前立腺癌でなくても、ばね指はテストステロン値が低いと、腱鞘(指の腱を覆う薄い保護層)に変化が生じ、腱が腫れて炎症を起こします。この腫れにより、指を動かす腱が鞘内をスムーズに滑り抜けるのが難しくなり、腱が引っかかったりします。
前立腺がん治療の副作用として一般的には挙げられていませんが、ホルモン療法(ADT)を受けると、この問題が起こりやすくなります。前立腺癌のホルモン療法は結合組織、腱、関節に影響を与えるテストステロンを減少させます。

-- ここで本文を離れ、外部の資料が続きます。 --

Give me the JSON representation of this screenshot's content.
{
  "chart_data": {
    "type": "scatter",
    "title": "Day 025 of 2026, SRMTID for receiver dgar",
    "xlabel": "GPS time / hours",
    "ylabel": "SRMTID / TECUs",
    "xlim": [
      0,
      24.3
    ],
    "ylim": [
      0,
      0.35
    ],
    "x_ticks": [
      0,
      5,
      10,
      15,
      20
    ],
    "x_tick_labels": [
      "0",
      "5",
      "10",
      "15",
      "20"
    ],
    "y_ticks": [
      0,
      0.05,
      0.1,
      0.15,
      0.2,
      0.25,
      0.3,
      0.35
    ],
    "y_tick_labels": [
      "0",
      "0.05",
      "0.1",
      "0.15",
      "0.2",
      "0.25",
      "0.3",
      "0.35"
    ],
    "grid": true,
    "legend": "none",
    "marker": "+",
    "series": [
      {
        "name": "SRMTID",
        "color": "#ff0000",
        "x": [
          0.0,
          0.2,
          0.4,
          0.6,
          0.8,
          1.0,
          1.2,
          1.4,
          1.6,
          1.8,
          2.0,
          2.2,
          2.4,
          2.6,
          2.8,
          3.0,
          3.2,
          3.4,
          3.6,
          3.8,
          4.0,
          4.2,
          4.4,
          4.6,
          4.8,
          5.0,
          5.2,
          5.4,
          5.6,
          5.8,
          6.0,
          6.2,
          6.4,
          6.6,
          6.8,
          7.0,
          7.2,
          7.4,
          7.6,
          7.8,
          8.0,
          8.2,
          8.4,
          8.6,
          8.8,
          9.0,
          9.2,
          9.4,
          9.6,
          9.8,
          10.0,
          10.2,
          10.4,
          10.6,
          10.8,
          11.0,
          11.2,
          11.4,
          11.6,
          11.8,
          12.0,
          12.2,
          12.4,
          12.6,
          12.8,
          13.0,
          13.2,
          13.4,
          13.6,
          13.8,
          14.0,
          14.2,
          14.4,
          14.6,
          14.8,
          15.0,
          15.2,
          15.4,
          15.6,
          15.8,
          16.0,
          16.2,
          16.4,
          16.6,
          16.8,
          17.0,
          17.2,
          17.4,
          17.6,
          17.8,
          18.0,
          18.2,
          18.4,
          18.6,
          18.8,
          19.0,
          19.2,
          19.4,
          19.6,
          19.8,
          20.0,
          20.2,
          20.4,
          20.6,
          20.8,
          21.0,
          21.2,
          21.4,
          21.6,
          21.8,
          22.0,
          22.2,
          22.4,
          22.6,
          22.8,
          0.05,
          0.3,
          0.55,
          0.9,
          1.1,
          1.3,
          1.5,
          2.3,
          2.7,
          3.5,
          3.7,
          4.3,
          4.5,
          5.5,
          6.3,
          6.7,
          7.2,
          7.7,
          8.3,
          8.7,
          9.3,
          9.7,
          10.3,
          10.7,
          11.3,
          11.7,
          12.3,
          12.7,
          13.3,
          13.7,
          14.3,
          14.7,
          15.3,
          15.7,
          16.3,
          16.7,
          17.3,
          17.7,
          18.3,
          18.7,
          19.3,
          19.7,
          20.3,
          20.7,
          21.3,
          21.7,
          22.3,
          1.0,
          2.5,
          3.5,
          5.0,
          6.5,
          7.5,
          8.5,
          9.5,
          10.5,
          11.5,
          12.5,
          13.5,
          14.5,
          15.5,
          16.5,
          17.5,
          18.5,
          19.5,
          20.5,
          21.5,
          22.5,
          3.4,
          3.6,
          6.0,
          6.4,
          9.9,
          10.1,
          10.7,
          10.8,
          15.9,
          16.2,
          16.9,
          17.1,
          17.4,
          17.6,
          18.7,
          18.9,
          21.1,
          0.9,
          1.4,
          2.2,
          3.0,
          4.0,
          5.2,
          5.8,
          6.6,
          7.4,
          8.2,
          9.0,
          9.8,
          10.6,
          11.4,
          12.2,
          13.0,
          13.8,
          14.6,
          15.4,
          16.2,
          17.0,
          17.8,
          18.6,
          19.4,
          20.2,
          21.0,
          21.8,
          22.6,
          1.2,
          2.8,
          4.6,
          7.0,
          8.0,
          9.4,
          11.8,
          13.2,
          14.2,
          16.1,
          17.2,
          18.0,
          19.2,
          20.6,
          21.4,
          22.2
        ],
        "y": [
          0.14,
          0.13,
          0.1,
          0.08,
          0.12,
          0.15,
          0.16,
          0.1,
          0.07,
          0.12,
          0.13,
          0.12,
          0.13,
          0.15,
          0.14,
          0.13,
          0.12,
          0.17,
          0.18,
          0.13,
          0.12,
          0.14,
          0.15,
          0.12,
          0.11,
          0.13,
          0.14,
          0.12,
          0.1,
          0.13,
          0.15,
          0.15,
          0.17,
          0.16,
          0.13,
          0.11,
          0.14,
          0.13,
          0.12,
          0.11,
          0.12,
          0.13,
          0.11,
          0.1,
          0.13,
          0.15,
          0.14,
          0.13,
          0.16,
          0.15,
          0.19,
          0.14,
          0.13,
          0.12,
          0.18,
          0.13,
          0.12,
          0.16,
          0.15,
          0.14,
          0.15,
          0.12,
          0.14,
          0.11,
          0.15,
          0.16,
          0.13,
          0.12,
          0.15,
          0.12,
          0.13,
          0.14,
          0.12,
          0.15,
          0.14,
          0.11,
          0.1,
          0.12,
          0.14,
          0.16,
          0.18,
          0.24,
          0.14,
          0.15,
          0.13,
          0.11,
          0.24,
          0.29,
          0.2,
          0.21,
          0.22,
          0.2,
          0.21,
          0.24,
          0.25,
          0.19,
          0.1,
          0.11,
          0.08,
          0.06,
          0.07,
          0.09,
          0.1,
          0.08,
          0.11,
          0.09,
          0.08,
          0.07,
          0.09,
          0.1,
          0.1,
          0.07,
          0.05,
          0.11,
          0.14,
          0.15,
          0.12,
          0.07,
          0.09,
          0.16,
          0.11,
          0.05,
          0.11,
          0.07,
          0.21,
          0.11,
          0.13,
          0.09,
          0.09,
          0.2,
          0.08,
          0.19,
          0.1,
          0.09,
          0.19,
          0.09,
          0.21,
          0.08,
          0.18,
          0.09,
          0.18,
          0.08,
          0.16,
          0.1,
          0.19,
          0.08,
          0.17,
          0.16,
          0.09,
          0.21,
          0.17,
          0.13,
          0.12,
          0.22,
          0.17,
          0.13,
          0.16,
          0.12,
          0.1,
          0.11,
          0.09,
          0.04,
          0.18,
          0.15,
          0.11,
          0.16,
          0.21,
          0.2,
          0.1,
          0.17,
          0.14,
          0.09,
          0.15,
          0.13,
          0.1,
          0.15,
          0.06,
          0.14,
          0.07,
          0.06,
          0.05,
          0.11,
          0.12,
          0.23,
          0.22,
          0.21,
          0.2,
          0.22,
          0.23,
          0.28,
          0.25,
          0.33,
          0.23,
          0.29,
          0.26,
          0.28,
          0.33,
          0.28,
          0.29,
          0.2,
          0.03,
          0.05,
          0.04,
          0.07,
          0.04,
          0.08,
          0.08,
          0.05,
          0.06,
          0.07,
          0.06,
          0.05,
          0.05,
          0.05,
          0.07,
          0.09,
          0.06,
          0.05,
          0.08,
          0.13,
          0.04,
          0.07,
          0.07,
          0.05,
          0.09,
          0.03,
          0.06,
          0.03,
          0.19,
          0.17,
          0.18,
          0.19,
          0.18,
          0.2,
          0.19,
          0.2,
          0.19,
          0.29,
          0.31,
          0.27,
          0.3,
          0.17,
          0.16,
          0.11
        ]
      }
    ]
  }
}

ED治療にはテストステロンの維持が大切です。テストステロンは20代でピークを迎えます(平均600〜700 ng/dL)で、30歳以降は毎年1〜2%ずつ減少します。50歳までに、ほとんどの男性はピークテストステロン値の20〜30%を失っています。症状は40代で現れ始めることが多いです。